At the United Nations last year, several countries called for restrictions on the development and use of autonomous drones capable of making life-or-death decisions.

Both the United States and China opposed the plan, arguing that current restrictions on the use of weapons to indiscriminately target civilians were enough to rule out a future of killer robots.

Kallenborn, the analyst, supports more explicit restrictions, arguing that drone swarms could be considered weapons of mass destruction and therefore should be banned.

A key problem, he said, is that technology can make mistakes. And since drones communicate with each other, an error could quickly propagate and multiply.

“Autonomous and weaponized drone swarms should have restrictions on their use, especially drone swarms targeting humans. We know that autonomous weapons are prone to error; a drone swarm can increase the risks a thousandfold.” , Kallenborn said.

“One sensor drone could misidentify a school bus as a tank and ask 10 other drones to blow it up as well,” he said.

Ochmanek emphasized that targeting decisions for drone swarms should still be made by humans, with AI only synthesizing the data.

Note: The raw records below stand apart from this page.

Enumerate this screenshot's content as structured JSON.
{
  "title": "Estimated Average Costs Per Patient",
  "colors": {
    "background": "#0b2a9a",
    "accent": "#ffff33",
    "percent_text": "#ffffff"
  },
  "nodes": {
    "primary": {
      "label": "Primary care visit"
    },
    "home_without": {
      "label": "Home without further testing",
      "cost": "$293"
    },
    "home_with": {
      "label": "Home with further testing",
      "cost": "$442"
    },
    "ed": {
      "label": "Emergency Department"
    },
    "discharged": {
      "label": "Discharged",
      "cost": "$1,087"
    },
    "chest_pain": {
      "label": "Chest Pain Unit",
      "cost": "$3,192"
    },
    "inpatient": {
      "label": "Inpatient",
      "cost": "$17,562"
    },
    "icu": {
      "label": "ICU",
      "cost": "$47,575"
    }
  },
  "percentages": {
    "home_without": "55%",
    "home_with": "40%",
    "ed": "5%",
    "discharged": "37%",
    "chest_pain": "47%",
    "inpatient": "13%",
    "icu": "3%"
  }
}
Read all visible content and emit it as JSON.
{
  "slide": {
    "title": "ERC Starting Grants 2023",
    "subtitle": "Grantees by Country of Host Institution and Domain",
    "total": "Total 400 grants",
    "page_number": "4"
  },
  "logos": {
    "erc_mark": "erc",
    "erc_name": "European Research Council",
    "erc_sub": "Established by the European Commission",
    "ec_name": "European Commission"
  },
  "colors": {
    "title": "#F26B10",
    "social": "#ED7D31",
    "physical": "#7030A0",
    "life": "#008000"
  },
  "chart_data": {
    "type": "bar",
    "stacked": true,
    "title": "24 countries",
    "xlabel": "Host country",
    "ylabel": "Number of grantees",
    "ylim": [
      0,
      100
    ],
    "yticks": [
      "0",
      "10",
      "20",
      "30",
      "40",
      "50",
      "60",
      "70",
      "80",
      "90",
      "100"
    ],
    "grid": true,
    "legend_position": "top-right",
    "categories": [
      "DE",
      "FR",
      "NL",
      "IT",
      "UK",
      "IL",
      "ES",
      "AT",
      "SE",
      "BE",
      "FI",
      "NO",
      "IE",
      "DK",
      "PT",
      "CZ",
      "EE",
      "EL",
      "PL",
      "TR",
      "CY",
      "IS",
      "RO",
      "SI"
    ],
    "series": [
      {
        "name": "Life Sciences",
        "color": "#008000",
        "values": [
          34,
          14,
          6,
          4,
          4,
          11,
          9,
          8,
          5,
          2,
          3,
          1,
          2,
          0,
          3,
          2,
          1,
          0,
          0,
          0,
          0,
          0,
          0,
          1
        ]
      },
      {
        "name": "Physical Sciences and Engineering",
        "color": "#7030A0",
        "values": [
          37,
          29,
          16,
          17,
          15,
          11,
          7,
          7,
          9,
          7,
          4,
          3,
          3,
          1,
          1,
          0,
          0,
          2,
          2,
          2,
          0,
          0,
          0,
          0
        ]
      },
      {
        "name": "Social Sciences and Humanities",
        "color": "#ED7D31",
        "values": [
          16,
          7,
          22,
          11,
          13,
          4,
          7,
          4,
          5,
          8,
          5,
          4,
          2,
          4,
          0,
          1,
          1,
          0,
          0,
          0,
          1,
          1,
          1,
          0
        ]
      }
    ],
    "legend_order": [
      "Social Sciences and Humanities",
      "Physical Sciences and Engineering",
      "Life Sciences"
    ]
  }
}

“As long as there is a communications link between the mesh and the human operators behind it, humans will evaluate for themselves how well the mesh is making accurate assessments,” he said.

Countering swarms

In addition to developing plans to deploy swarms of drones, defense companies are working on a playbook for countering them.

Research is underway into how to eliminate them using lasers or microwaves, although both approaches have their own drawbacks.

Another possibility, Ochmanek said, is that drone swarms could be programmed to target other drone swarms.

So far, he added, no silver bullet has been found to counter the swarms. And despite fears about their autonomy, they appear poised to play a central role in the wars of the future.